Despite this weakness, there are numerous strengths in the current research design that other designs lack, including the ability to account for genetic and shared environmental factors when testing hypotheses and to test for GxE. Furthermore, a number of researchers have found that studies employing large, nationally representative samples of twins tend to be more generalizable to the singleton population than frequently assumed (for an example, see Barnes & Boutwell,

2013).

Second, additional breastfeeding details would have been preferred, but such details were not provided in the ECLS-B data. For example, it would have been particularly useful to know whether, and to what extent, mothers fed their infant expressed breast milk or milk directly from the breast. Although this may seem like a superfluous distinction, data on these details would have enabled me to tease apart the effects of breast milk as a nutritional factor and the effects of breastfeeding as a social experience. It would permit a more nuanced examination of exactly how breastfeeding impacts attachment, and whether expressed breast milk has similar or different benefits for behavior relative to feeding directly from the breast. Although the breastfeeding measures available in the ECLS-B are not incredibly detailed, they do permit the

241 comparison of exclusive versus nonexclusive breastfeeding, due to the inclusion of variables such as those concerning the onset of formula feeding and solid-food feeding.

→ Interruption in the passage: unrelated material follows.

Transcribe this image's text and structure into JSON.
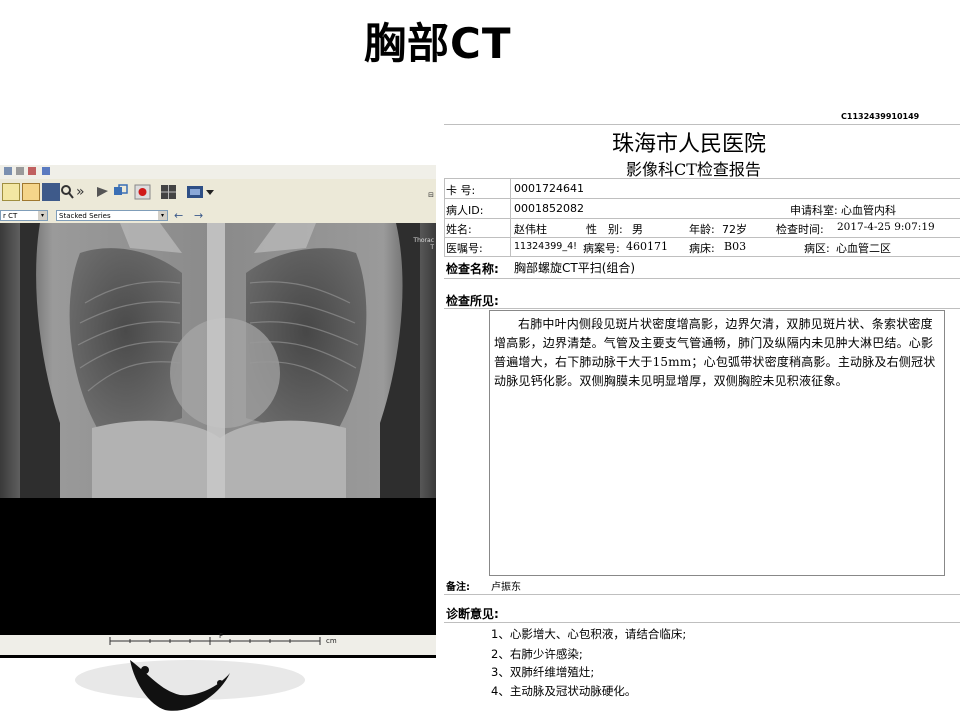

Third, the measures of early childhood nutrition were somewhat limited in their scope and specificity. That is, when examining the influence of early childhood nutrition on externalizing behavior, it would have been worthwhile to also test hypotheses using measures that tap specific nutrients (e.g., omega-3 fatty acids, iron), but such measures were not available in the data. Some of the recent nutrition literature utilizes very precise measures of nutrient intake, such as omega-3 blood levels (Gow et al., 2013) and iron deficiency (Golub & Hogrefe,

2014). Nevertheless, while these would be preferable at the molecular and/or neurological level, more generalized measures of poor diet are useful in highlighting the specific dietary changes that can be made on a daily basis to minimize behavioral problems (see Park et al., 2012; Oh et al., 2013).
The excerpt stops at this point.